The opening scene from The Rape of Lucretia, set in a military club, made a powerful impact. Nicholas Lester as the Petulant, conceited and randy Tarquinius, Benedict Nelson as the bitter, drunken Junius, and Wade Kernot as the more measured, darker-voiced Collatinus all judged their performances admirably. Carthaigh Quill supplied the Male Chorus's commentary. Disconcertingly without a musical break and with only a rearrangement of the drapes, the scene dissolved straight into the last act of Les Pecheurs de perles, with Nelson as Zurga confronting the priestess Leila. She was sung by Ida Falk Winland with slender but vibrant tone; Nelson supplied muscular singing and meaningful words in the cavatina 'O Nadir' and, though Falk Winland's words could have been clearer, their mutual recriminations concluded the scene dramatically. The linking of this emotional exchange with the prima donnas' squabbling in Der Schauspieldirektor was bathetic: better to have isolated Verity Parker's sparkling execution of Frau Herz's coloratura and Valda Wilson's account of Frau Silberklang's rondo, not to mention their spat with Quill's Vogelsang, cut off by his fusing the lights.

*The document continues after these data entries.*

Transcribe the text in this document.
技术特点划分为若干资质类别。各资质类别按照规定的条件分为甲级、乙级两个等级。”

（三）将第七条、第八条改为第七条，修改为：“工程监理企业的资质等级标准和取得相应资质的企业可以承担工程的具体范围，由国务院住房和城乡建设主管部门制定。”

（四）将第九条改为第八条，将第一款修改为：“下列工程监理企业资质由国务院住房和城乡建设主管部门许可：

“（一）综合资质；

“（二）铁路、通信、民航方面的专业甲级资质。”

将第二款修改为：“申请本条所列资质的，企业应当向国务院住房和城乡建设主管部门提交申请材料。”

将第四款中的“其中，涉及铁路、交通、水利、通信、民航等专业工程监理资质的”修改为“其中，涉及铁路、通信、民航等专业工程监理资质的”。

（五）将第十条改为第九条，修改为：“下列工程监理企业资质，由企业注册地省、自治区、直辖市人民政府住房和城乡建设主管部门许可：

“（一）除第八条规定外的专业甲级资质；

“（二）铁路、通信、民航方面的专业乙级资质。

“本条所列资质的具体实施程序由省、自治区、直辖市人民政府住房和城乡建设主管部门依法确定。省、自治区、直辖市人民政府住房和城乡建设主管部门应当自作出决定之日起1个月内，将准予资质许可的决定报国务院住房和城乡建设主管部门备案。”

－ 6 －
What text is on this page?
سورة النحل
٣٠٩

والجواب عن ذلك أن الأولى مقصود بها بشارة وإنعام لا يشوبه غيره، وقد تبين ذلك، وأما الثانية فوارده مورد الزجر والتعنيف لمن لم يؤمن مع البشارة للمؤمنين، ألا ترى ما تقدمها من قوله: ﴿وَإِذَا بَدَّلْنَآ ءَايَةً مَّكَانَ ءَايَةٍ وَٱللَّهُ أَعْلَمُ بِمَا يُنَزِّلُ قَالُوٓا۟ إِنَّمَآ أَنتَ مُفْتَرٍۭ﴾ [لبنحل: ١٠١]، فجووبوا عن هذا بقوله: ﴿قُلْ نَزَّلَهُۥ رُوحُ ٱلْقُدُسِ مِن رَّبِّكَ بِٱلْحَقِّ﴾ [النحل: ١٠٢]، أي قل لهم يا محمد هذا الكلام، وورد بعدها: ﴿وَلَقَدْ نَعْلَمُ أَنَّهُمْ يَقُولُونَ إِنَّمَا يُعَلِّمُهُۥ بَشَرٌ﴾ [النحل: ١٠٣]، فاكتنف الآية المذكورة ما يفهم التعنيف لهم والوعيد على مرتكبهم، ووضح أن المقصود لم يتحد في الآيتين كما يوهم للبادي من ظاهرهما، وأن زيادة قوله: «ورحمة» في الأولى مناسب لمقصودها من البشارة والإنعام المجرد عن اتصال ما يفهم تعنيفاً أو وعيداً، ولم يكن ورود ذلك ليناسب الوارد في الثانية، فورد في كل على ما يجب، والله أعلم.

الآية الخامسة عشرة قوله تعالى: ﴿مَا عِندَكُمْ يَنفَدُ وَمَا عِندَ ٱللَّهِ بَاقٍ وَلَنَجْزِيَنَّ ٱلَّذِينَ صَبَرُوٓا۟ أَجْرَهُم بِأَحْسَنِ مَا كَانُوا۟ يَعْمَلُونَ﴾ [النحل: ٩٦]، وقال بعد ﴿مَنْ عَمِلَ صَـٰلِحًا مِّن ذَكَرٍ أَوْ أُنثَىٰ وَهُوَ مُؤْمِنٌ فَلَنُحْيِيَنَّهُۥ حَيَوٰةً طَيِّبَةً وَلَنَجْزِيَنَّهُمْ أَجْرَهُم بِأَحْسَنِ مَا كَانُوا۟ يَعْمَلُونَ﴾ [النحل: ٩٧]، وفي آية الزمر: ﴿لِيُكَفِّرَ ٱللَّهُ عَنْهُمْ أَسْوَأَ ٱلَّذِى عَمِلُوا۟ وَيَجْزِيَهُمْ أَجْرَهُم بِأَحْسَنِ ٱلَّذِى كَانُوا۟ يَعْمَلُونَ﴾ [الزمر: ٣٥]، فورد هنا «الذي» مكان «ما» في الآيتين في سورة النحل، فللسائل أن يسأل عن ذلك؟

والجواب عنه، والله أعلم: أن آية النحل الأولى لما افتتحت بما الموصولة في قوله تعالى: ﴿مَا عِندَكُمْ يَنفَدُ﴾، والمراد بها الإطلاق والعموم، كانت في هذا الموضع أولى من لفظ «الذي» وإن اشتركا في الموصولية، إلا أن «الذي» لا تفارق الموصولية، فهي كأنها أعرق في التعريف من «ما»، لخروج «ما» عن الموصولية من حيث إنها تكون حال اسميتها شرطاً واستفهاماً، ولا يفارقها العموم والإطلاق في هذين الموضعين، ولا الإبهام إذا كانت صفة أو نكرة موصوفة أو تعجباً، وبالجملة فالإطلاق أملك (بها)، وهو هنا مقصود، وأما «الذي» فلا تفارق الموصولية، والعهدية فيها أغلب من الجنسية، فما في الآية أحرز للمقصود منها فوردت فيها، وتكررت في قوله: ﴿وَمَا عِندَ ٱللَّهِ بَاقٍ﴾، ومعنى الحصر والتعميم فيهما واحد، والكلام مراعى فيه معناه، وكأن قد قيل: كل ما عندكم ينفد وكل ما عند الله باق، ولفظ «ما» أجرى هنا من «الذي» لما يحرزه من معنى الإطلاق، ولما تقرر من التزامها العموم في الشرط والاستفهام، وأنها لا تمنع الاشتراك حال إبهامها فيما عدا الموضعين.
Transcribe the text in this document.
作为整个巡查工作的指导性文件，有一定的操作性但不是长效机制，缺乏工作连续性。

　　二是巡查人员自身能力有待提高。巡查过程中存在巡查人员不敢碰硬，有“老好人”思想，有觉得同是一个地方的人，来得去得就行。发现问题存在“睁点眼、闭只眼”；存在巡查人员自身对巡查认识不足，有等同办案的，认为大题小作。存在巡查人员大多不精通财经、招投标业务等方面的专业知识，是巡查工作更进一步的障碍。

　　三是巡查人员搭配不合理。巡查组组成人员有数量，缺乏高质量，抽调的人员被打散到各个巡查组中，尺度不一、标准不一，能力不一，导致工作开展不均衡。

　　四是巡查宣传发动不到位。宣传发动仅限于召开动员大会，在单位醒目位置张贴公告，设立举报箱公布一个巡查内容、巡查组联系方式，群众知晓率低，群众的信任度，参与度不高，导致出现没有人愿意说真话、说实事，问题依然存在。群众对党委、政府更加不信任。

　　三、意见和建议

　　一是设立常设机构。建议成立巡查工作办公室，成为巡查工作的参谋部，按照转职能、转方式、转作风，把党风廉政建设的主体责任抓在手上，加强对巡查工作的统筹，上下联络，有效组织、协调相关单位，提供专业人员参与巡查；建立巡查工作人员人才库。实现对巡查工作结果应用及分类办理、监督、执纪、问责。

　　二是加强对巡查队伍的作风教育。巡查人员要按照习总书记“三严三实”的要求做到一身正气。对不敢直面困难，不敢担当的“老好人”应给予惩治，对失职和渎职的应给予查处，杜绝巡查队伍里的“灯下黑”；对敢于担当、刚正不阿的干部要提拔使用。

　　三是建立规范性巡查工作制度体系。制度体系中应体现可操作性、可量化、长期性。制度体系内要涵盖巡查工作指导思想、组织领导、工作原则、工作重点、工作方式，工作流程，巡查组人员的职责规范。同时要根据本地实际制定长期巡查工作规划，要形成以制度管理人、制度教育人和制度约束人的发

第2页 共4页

After the interval, the encounter between a khaki-clad Pollione and traditionally-robed Adalgisa created a culture clash no less profound than Bellini's original scenario. But though the tenor Jonathan Stoughton and mezzo Alexandra Cassidy convinced us of the tribulations of their secret love, they were ot expressed in the flowing bel canto line prescribed. Another couple, not lovers but conspirators, were in polished control of a Rossini vocal line: the mezzo Susan Boyd as a sparky, scooterized Rosina, full of charm and cheek in her scene with the versatile Lester's engaging Figaro.
Mozart's Figaro, roundly sung by Kernot, dominated the final act of his opera as a warm, sympathetic personality, but made all the verbal points in 'Aprite un po'. He was partnered by Sarah Power, whose flowing, unforced singing of Susanna's 'Deh vieni' gave much pleasure. The Royal Ballet Sinfonia, conducted by Mark Shanahan, provided sound orchestral support.